Remeker – Raw Cow’s Milk from Lunteren, Holland

It was decidedly easy to eat this delicious cheese, but I had a hell of a time trying to learn about it! I’ve got some stuff, but my resources were limited AND questionable, so take all of this information with a grain of salt. According to my research, Remeker cheese is made in Lunteren, Holland by the Van de Voort family, using raw Jersey cow’s milk. The cheese is sold at two ages — Young and Old. The more aged cheese is Old Remeker and the younger is just…Remeker. Or, at least, that’s what it said on the label of the one I purchased! The (Young) Remeker is aged for 6 months, while Old Remeker is aged for 16 months! I can’t speak to the taste of  Old Remeker (which I’ve read is ‘deep and complex’), but the Remeker we had (Mike had his fair share) was a delight! Dense & moist for a firm cheese, it was rich and creamy with some nice hints of fruit and hay. With the Remeker, I was again confronted by a cheese that I would describe as ‘fudge-y’, which is just…lots of fun!

 

Toma della Rocca – Pasteurized Cow, Sheep, and Goat’s Milk from Piedmont, Italy

Oh, Toma della Rocca. Just one taste of this bad boy and I was ready to run away to Italy forever. He might look all nice and neat in this portrait, but once you get your hands on him it gets messy real fast.
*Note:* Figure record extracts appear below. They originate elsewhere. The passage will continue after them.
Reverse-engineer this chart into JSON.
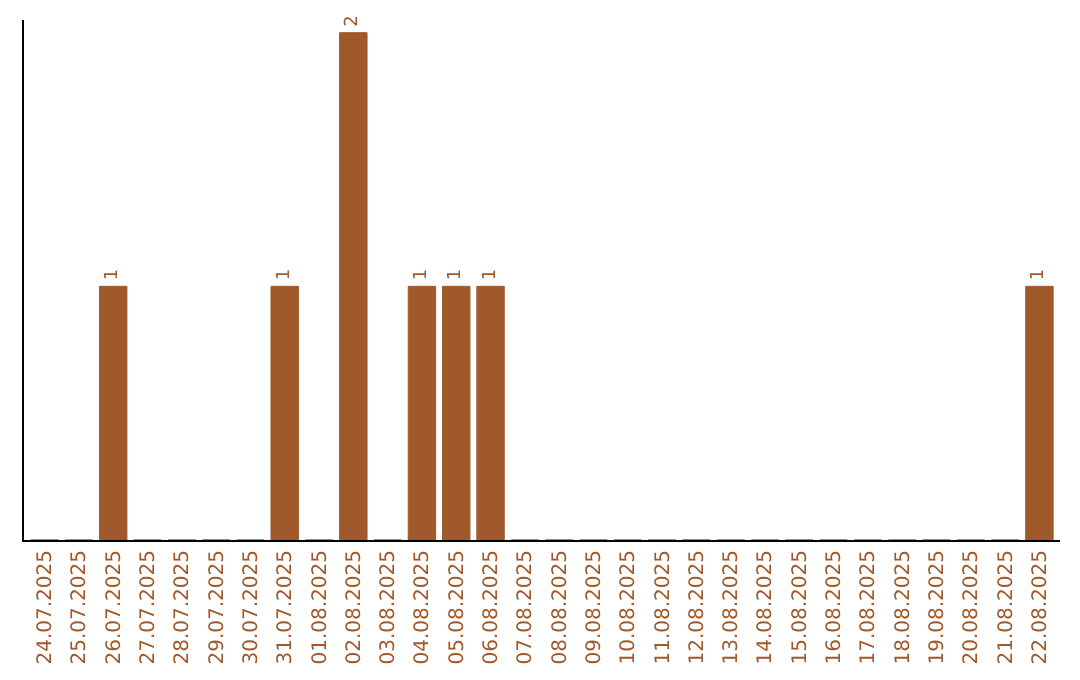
{
  "chart_data": {
    "type": "bar",
    "categories": [
      "24.07.2025",
      "25.07.2025",
      "26.07.2025",
      "27.07.2025",
      "28.07.2025",
      "29.07.2025",
      "30.07.2025",
      "31.07.2025",
      "01.08.2025",
      "02.08.2025",
      "03.08.2025",
      "04.08.2025",
      "05.08.2025",
      "06.08.2025",
      "07.08.2025",
      "08.08.2025",
      "09.08.2025",
      "10.08.2025",
      "11.08.2025",
      "12.08.2025",
      "13.08.2025",
      "14.08.2025",
      "15.08.2025",
      "16.08.2025",
      "17.08.2025",
      "18.08.2025",
      "19.08.2025",
      "20.08.2025",
      "21.08.2025",
      "22.08.2025"
    ],
    "values": [
      0,
      0,
      1,
      0,
      0,
      0,
      0,
      1,
      0,
      2,
      0,
      1,
      1,
      1,
      0,
      0,
      0,
      0,
      0,
      0,
      0,
      0,
      0,
      0,
      0,
      0,
      0,
      0,
      0,
      1
    ],
    "value_labels": [
      null,
      null,
      "1",
      null,
      null,
      null,
      null,
      "1",
      null,
      "2",
      null,
      "1",
      "1",
      "1",
      null,
      null,
      null,
      null,
      null,
      null,
      null,
      null,
      null,
      null,
      null,
      null,
      null,
      null,
      null,
      "1"
    ],
    "color": "#a0592a",
    "ylim": [
      0,
      2.05
    ],
    "tick_labels": "x"
  }
}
Even this picture doesn’t do him justice (I don’t know why I’ve turned this cheese into a man — very weird, me), but this experience is worth the mess!  Toma della Rocca hails from the Alta Langa region of  Italy (right on the border of Piedmont & Lombardy), where soft mixed-milk cheeses are the norm. The cheese is ripened for about 10 days, and tastes and acts more like a goat’s milk than a mixed-milk cheese (based on my experience, at least). It has a nice bit of salt & runniness under it’s thin Geotrichum rind (that’s the brainy kind), but the majority of the paste is thick, chalky, and slightly sour. Because of the goat’s milk, you get a lot of tang and lemony flavor, but the cow’s milk contributes a lot in terms of thickness and a hint of sour cream. The sheep’s milk? That just makes the flavor linger in your mouth, which was a-okay by me. I enjoyed this cheese for a few days in various ways, but my favorite was actually as a breakfast to-go. One day I went to the gym before work (which, wow, never happens) and by the time I was heading out the door I was both running late and very hungry. I sliced off a thick piece of sweet batard, grabbed some Toma della Rocca from the fridge, slapped it together, and walked out the door. And it was amazing! Because the cheese was so cold, it was very firm and the tang was really pronounced. Paired with the sweetness and density of the bread, it was just an amazing (and amazingly filling) treat. I felt like I was eating a very classy version of a bagel and cream cheese!